Semana passada, matéria de página inteira no caderno Negócios, do Estadão, me causou um sentimento estranho. O texto discorria, serelepe, sobre o fato de que, “mesmo com a crise, a venda dos medicamentos em todas as categorias não caiu”.

Em dado momento, um grande laboratório registrava “um crescimento robusto na categoria de medicamentos voltados para depressão e ansiolíticos”. Tudo assim, num clima positivo, comemorando a consistência econômica do negócio. Afinal, os dados carregavam uma boa notícia para acionistas dessas empresas e investidores.

Quando comecei a ler a reportagem, baseada em pesquisa realizada por entidade representativa do segmento a pedido do jornal, preparei o espírito para uma reflexão sobre o “problema” representado pelos dados revelados.

Não consegui realizar no momento que é diferente tratar do assunto numa editoria de Negócios e Mercado e numa editoria de Medicina e Saúde. Quem escreve sobre Negócios e Mercado escreve sobre resultados econômicos.

Seja pelo fato de as pessoas consumirem mais frutas e legumes ou mais ansiolíticos e antidepressivos. Precisei fazer toda essa avaliação para tentar reorganizar a minha capacidade de separar as informações de acordo com suas fontes.

Se eu sou um investidor e leio essa notícia num caderno de Negócios, devo pensar em aplicar o meu dinheiro no negócio de medicamentos. E não pensar em como as pessoas andam infelizes. E as pessoas andam muito infelizes, deprimidas, desesperançadas. Lançam-se no consumo de drogas receitadas pelo negócio da medicina que amenizam os sintomas mais agudos das doenças e, assim, conseguem suportar um pouco melhor a própria existência. É grave. Porque as pessoas andam tentando se matar com frequência. Muitas conseguem. Muitas mesmo. Alguém comentou comigo “ainda bem que existem os antidepressivos e os ansiolíticos”. É verdade.

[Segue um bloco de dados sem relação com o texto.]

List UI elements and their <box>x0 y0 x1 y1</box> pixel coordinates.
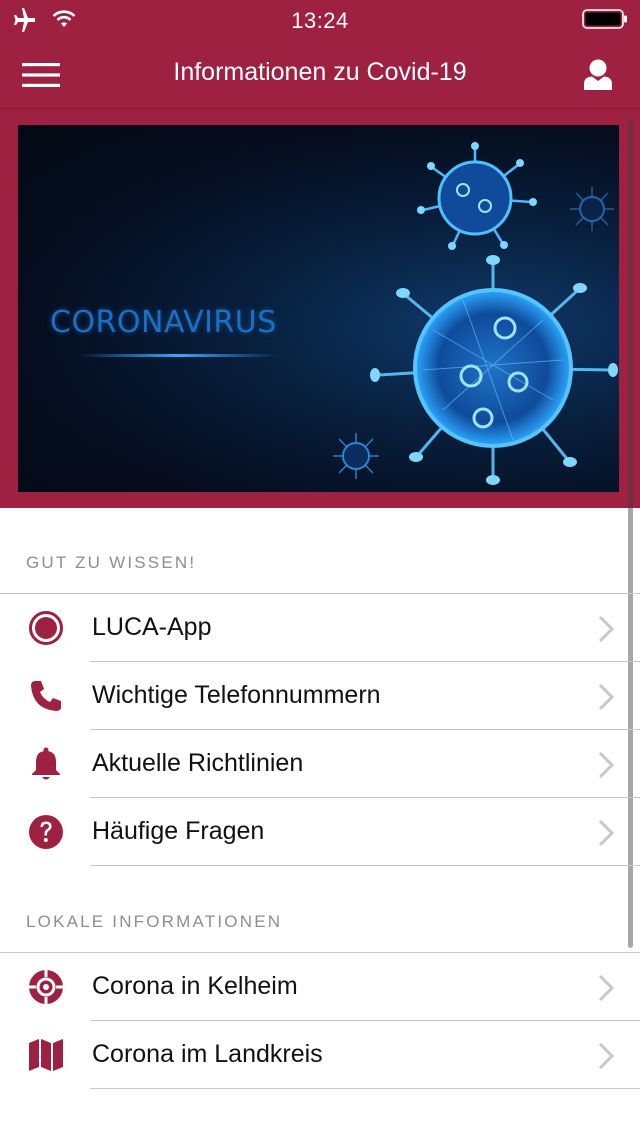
banner-glow-line <box>78 354 278 357</box>
list-item-aktuelle-richtlinien[interactable]: Aktuelle Richtlinien <box>0 730 640 798</box>
section-header-lokale-informationen: LOKALE INFORMATIONEN <box>26 912 283 931</box>
chevron-right-icon <box>598 974 614 1002</box>
header-background: 13:24 Informationen zu Covid-19 CORONAVI… <box>0 0 640 508</box>
phone-icon <box>31 681 61 711</box>
list-item-haeufige-fragen[interactable]: Häufige Fragen <box>0 798 640 866</box>
list-item-corona-im-landkreis[interactable]: Corona im Landkreis <box>0 1021 640 1089</box>
status-time: 13:24 <box>291 8 349 33</box>
record-circle-icon <box>29 611 63 645</box>
virus-illustration-large <box>370 255 618 485</box>
list-item-label: LUCA-App <box>92 613 212 641</box>
chevron-right-icon <box>598 751 614 779</box>
navigation-bar: Informationen zu Covid-19 <box>0 40 640 109</box>
battery-icon <box>582 9 627 29</box>
chevron-right-icon <box>598 819 614 847</box>
page-title: Informationen zu Covid-19 <box>173 58 467 86</box>
user-profile-icon[interactable] <box>584 58 612 90</box>
list-item-label: Corona in Kelheim <box>92 972 298 1000</box>
banner-text: CORONAVIRUS <box>50 305 277 340</box>
status-bar: 13:24 <box>0 0 640 40</box>
list-item-label: Corona im Landkreis <box>92 1040 323 1068</box>
list-item-wichtige-telefonnummern[interactable]: Wichtige Telefonnummern <box>0 662 640 730</box>
virus-illustration-faint <box>570 187 614 231</box>
list-item-label: Häufige Fragen <box>92 817 265 845</box>
divider <box>90 865 640 866</box>
list-item-label: Aktuelle Richtlinien <box>92 749 304 777</box>
coronavirus-banner-image: CORONAVIRUS <box>18 125 619 492</box>
chevron-right-icon <box>598 615 614 643</box>
section-header-gut-zu-wissen: GUT ZU WISSEN! <box>26 553 197 572</box>
question-circle-icon <box>29 815 63 849</box>
chevron-right-icon <box>598 683 614 711</box>
location-target-icon <box>29 970 63 1004</box>
chevron-right-icon <box>598 1042 614 1070</box>
bell-icon <box>32 747 60 780</box>
list-item-corona-in-kelheim[interactable]: Corona in Kelheim <box>0 953 640 1021</box>
map-icon <box>29 1039 63 1071</box>
list-item-luca-app[interactable]: LUCA-App <box>0 594 640 662</box>
divider <box>90 1088 640 1089</box>
virus-illustration-top <box>417 142 537 250</box>
virus-illustration-small <box>333 433 379 479</box>
list-item-label: Wichtige Telefonnummern <box>92 681 381 709</box>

Da mesma forma que é maravilhoso sabermos que existe a anestesia. Mas se, de repente, houvesse um aumento substancial na venda de anestésicos porque as pessoas passaram a sentir dores lancinantes com mais frequência, qual deveria ser a prioridade das nossas mentes? Bom, depende da editoria, certo?

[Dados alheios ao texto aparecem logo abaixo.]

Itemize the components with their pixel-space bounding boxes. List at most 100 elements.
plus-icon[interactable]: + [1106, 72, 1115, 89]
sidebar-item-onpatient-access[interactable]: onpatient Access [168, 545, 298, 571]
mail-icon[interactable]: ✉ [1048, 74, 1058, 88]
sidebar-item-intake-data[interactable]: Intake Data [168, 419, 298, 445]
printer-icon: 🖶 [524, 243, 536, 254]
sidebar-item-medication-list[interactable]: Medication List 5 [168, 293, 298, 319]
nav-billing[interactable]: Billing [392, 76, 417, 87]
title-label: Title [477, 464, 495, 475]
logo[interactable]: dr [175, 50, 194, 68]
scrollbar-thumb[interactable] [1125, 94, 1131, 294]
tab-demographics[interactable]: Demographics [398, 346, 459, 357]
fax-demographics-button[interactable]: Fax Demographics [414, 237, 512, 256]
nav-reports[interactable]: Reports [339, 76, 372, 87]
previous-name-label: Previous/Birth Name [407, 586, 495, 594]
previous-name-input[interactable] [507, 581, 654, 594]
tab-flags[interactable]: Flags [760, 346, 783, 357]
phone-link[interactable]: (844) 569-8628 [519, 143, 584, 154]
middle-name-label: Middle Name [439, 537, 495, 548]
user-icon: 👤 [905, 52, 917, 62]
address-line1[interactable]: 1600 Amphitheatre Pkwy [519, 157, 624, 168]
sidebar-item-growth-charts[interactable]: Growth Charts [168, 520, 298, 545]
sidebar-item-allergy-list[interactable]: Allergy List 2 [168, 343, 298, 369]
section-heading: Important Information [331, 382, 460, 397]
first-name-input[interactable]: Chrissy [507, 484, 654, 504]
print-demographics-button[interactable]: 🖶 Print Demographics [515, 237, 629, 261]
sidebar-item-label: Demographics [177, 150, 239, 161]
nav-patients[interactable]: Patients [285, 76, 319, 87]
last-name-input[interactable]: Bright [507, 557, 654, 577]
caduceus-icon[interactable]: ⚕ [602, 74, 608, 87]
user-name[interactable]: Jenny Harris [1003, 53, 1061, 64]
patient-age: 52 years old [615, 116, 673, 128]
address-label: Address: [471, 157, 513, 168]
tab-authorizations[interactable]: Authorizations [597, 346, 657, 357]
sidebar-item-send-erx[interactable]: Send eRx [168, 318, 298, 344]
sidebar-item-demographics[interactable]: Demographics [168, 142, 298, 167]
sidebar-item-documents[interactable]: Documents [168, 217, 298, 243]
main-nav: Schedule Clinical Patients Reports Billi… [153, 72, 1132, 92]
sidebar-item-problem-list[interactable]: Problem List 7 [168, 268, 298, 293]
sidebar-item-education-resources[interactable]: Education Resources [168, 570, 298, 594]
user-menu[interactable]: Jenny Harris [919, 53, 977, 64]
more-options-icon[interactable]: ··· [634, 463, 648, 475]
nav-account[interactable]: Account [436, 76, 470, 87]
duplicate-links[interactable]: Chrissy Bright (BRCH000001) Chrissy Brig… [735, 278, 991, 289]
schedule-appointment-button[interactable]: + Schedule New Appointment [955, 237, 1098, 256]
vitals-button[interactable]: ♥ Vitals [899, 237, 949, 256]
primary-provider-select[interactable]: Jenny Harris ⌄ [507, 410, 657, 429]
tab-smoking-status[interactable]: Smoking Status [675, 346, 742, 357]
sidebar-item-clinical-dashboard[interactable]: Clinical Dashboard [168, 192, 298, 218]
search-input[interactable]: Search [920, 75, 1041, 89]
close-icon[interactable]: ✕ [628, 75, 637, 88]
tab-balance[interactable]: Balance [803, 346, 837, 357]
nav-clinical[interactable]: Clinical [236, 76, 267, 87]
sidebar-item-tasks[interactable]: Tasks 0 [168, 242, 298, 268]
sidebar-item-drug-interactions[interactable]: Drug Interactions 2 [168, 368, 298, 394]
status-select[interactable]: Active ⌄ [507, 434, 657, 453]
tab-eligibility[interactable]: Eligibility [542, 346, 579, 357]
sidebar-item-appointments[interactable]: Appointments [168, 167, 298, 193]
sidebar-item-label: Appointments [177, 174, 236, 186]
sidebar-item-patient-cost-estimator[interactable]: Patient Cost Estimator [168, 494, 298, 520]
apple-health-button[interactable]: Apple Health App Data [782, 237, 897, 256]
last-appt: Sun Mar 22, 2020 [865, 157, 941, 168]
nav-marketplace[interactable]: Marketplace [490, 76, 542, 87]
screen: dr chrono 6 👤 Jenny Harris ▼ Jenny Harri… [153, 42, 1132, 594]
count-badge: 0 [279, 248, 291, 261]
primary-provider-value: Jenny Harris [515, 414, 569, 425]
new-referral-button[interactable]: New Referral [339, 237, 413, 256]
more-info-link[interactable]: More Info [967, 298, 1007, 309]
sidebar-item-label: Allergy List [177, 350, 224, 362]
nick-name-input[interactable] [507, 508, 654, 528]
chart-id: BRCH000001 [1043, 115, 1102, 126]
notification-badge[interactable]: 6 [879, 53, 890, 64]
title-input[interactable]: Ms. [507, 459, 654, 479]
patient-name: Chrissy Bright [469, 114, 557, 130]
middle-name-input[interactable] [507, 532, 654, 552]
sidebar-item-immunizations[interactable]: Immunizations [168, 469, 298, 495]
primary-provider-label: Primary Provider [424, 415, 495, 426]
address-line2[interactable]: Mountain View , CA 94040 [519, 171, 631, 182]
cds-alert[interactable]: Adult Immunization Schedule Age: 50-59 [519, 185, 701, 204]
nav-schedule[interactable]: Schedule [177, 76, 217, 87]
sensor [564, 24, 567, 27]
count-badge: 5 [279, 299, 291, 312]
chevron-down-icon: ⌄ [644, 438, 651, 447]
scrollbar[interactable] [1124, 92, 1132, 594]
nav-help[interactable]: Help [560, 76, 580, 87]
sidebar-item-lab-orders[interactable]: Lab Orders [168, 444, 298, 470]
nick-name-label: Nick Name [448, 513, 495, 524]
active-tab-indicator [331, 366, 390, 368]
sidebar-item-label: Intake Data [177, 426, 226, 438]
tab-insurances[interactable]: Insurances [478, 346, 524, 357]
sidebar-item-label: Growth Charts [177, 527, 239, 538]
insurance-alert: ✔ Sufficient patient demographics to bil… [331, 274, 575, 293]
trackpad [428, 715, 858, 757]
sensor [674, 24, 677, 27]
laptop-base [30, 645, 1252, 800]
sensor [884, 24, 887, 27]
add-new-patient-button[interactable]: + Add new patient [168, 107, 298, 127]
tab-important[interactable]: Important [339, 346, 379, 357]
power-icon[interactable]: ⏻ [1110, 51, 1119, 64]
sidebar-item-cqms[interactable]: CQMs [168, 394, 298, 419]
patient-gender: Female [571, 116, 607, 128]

Tudo isso pode parecer ingênuo. Mas confesso que me senti bem em ter me chocado com o tratamento jornalístico dado ao tema, mesmo naquele ambiente editorial. Não por julgar se está certo ou errado.

Tecnicamente está certo. Senti-me bem, porém, pelo sentimento ter me revelado uma sensibilidade alerta à essência dos fatos. Acho importante que todos nós, profissionais, consigamos sustentar essa independência dos sentimentos, sem prejuízo das práticas que o nosso trabalho exige.

Atuando no marketing e na publicidade por mais de 40 anos, muitas vezes escutei que, trabalhando por encomenda, não tínhamos opinião sobre nada. Uma acusação injusta, tão injusta quanto seria acusar a jornalista que escreveu a matéria no jornal de insensível ao sofrimento alheio. O importante é não perder a capacidade de sentir estranheza naquilo que não nos parece natural.